História por Notas & Informações • Jornal Estadão
Com os votos de deputados da base do governo e da oposição, a Comissão de Constituição e Justiça (CCJ) da Câmara aprovou a Proposta de Emenda à Constituição (PEC) 5/2023, que amplia a imunidade tributária concedida a igrejas, partidos políticos, sindicatos e instituições de educação e assistência social sem fins lucrativos. Só a mixórdia de entidades agraciadas pela proposta do deputado Marcelo Crivella (Republicanos-RJ) já demonstra quão desvirtuada é essa PEC.
Quando o presidente da Câmara, Arthur Lira (PP-AL), encaminhou a PEC 5/2023 para deliberação da CCJ, em março passado, este jornal advertiu que a proposta é uma “subversão do princípio fundante desta República, a igualdade de todos perante a lei”, razão pela qual deveria ser rejeitada pelo colegiado (ver o editorial A PEC da exploração da fé, 22/3/2023). Agora, o texto avançou para análise de uma comissão especial antes de ser submetido ao plenário da Casa. O Estadão reitera: a PEC 5/2023 não deve prosperar.

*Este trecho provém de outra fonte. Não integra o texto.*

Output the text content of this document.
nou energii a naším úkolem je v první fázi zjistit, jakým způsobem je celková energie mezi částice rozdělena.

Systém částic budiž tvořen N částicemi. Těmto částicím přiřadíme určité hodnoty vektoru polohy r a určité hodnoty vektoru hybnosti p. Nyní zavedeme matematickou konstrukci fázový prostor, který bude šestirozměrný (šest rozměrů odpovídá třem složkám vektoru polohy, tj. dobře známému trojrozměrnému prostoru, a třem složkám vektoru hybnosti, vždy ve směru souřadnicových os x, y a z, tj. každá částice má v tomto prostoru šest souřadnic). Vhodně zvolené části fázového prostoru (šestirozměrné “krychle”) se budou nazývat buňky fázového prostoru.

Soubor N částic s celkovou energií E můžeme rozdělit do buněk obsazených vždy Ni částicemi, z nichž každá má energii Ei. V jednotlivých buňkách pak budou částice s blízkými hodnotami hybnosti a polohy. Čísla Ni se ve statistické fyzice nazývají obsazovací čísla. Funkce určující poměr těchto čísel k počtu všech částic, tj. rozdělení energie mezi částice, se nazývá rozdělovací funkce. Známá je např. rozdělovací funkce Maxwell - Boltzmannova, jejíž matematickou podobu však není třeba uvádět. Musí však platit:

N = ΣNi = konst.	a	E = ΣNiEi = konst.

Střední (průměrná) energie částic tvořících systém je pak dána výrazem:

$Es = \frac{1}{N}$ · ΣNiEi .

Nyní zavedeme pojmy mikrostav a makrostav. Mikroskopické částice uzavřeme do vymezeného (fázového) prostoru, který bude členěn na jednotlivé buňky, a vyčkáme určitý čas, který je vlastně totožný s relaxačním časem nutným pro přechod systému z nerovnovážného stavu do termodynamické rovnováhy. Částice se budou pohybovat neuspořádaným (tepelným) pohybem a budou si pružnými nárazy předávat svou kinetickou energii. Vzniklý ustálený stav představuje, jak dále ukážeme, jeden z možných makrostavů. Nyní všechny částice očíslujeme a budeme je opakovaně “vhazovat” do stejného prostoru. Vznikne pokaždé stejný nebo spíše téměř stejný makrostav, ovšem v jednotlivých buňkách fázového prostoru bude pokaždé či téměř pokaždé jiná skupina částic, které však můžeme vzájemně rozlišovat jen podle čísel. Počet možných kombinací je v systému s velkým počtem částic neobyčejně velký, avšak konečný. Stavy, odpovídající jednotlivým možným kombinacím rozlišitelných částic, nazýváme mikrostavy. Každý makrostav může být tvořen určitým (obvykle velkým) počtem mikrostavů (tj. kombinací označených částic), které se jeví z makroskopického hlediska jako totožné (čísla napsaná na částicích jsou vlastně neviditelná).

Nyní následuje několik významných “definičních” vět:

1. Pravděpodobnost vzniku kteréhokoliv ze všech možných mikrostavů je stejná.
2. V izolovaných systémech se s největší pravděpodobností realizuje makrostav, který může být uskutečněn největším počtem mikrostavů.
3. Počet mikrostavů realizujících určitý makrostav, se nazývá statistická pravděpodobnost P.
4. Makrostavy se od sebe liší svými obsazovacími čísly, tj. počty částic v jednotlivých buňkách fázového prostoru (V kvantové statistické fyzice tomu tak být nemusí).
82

A Constituição impede a cobrança de impostos sobre a renda, o patrimônio e os serviços essenciais prestados por aquelas entidades. A imunidade tributária, particularmente no caso das igrejas, é fundamental para que uma determinada denominação religiosa não seja impedida de professar sua fé simplesmente por falta de dinheiro para arcar com os custos de manutenção de seus locais de culto. Não fosse assim, tratar-se-ia de uma flagrante violação do próprio texto constitucional, que garante a liberdade religiosa no País. Porém, a “PEC da exploração da fé”, como este jornal a designou, vai além do mínimo necessário para a salvaguarda desse direito.
A PEC 5/2023 nada tem a ver com liberdade religiosa nem com pluralismo político, como apregoam seus arautos. O texto deve ser rejeitado pela comissão especial e, caso seja aprovado no colegiado, não deve prosperar no plenário da Câmara porque não passa de uma dissimulação para enriquecer ainda mais algumas dessas denominações ditas religiosas – além de partidos políticos, sindicatos e organizações assistenciais de fachada –, que brotam todos os dias nas esquinas Brasil afora e parecem muito mais interessadas em explorar as finanças de seus fiéis e dos contribuintes do que em oferecer conforto espiritual a todos os que batem às suas portas.
Caso seja promulgada, a PEC 5/2023 estenderá a imunidade tributária das igrejas, partidos políticos e outras entidades para a aquisição de bens e serviços que sejam tidos como “necessários à formação de patrimônio, à geração de renda e à prestação de serviços” – algo que, convenhamos, é muito difícil de aferir. A compra de um carro de luxo ou de um jatinho em nome de uma igreja, por exemplo, pode ser considerada “essencial” para que um líder religioso exerça seu ministério. Se o indivíduo, de fato, estará a caminho de compromissos espirituais ou mundanos a bordo do veículo, só sua consciência vai dizer. O mesmo ocorrerá com dirigentes partidários ou sindicais, que poderão até mesmo pagar contas de serviço mais baratas desde que as vinculem às entidades das quais fazem parte. É um acinte.
A proposta do deputado Crivella, bispo da Igreja Universal do Reino de Deus, é inconstitucional. Todos são iguais perante a lei. Eis o princípio republicano fundamental consagrado no caput do art. 5.º da Lei Maior. Por que um líder religioso poderia adquirir um bem pagando menos imposto do que pagaria qualquer outro cidadão que não esteja à frente de uma igreja? Por que um líder partidário ou sindical pode recolher menos impostos na aquisição de bens e serviços apenas porque ocupa cargo de liderança num partido ou sindicato?
A PEC 5/2023 não deve ir adiante porque estabelece “categorias” distintas de cidadãos no que concerne às suas obrigações tributárias – como, por exemplo, a divisão entre leigos e religiosos. Ademais, a proposta é moralmente inaceitável, pois não se trata de outra coisa senão de uma tentativa canhestra de monetizar a religiosidade do povo brasileiro, que deve ser respeitada e protegida, não explorada.